Building the Reliability Stack for Machine Learning

Eric Wong, Massachusetts Institute of Technology (MIT)
Host: Johns Hopkins Department of Computer Science

Currently, machine learning (ML) systems have impressive performance but can behave in unexpected ways. These systems latch onto unintuitive patterns and are easily compromised, a source of grave concern for deployed ML in settings such as healthcare, security, and autonomous driving. In this talk, I will discuss how we can redesign the core ML pipeline to create reliable systems. First, I will show how to train provably robust models, which enables formal robustness guarantees for complex deep networks. Next, I will demonstrate how to make ML models more debuggable. This amplifies our ability to diagnose failure modes, such as hidden biases or spurious correlations.

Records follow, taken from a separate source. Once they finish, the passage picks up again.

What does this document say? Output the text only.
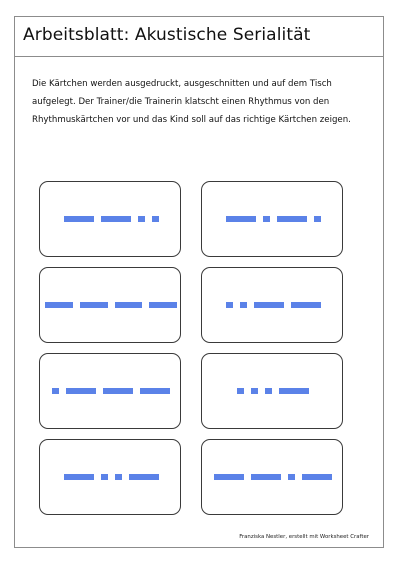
Arbeitsblatt: Akustische Serialität
Die Kärtchen werden ausgedruckt, ausgeschnitten und auf dem Tisch aufgelegt. Der Trainer/die Trainerin klatscht einen Rhythmus von den Rhythmuskärtchen vor und das Kind soll auf das richtige Kärtchen zeigen.
Franziska Nestler, erstellt mit Worksheet Crafter
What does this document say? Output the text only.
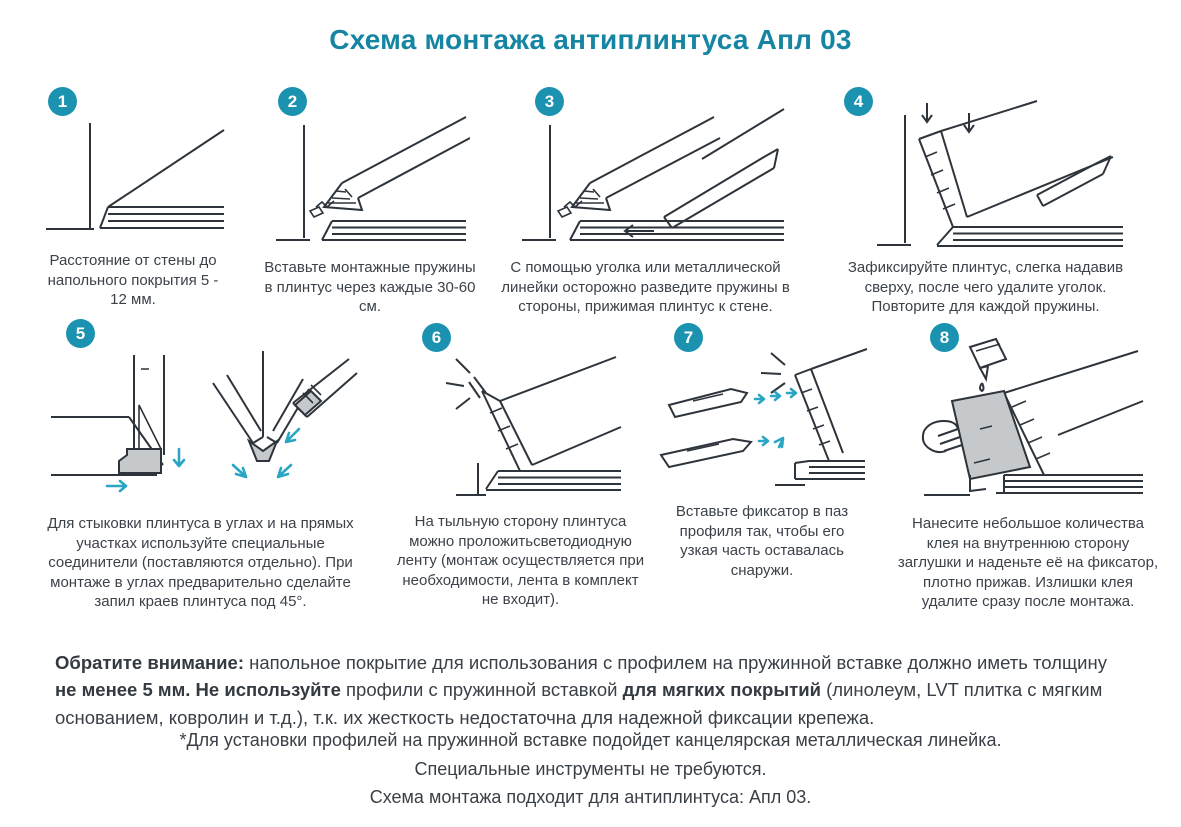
Схема монтажа антиплинтуса Апл 03
1
Расстояние от стены до напольного покрытия 5 - 12 мм.
2
Вставьте монтажные пружины в плинтус через каждые 30-60 см.
3
С помощью уголка или металлической линейки осторожно разведите пружины в стороны, прижимая плинтус к стене.
4
Зафиксируйте плинтус, слегка надавив сверху, после чего удалите уголок. Повторите для каждой пружины.
5
Для стыковки плинтуса в углах и на прямых участках используйте специальные соединители (поставляются отдельно). При монтаже в углах предварительно сделайте запил краев плинтуса под 45°.
6
На тыльную сторону плинтуса можно проложитьсветодиодную ленту (монтаж осуществляется при необходимости, лента в комплект не входит).
7
Вставьте фиксатор в паз профиля так, чтобы его узкая часть оставалась снаружи.
8
Нанесите небольшое количества клея на внутреннюю сторону заглушки и наденьте её на фиксатор, плотно прижав. Излишки клея удалите сразу после монтажа.

Обратите внимание: напольное покрытие для использования с профилем на пружинной вставке должно иметь толщину не менее 5 мм. Не используйте профили с пружинной вставкой для мягких покрытий (линолеум, LVT плитка с мягким основанием, ковролин и т.д.), т.к. их жесткость недостаточна для надежной фиксации крепежа.

*Для установки профилей на пружинной вставке подойдет канцелярская металлическая линейка.
Специальные инструменты не требуются.
Схема монтажа подходит для антиплинтуса: Апл 03.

To conclude, I will discuss how we can build upon this ``reliability stack’’ to enable broader robustness requirements, and develop new primitives that make ML debuggable by design.

Speaker Biography

Eric Wong is a postdoctoral researcher in the Computer Science and Artificial Intelligence Laboratory at Massachusetts Institute of Technology. His research focuses on the foundations for reliable systems: methods that allow us to diagnose, create, and verify robust systems. He is a 2020 Siebel Scholar and received an honorable mention for his thesis on the robustness of deep networks to adversarial examples at Carnegie Mellon University.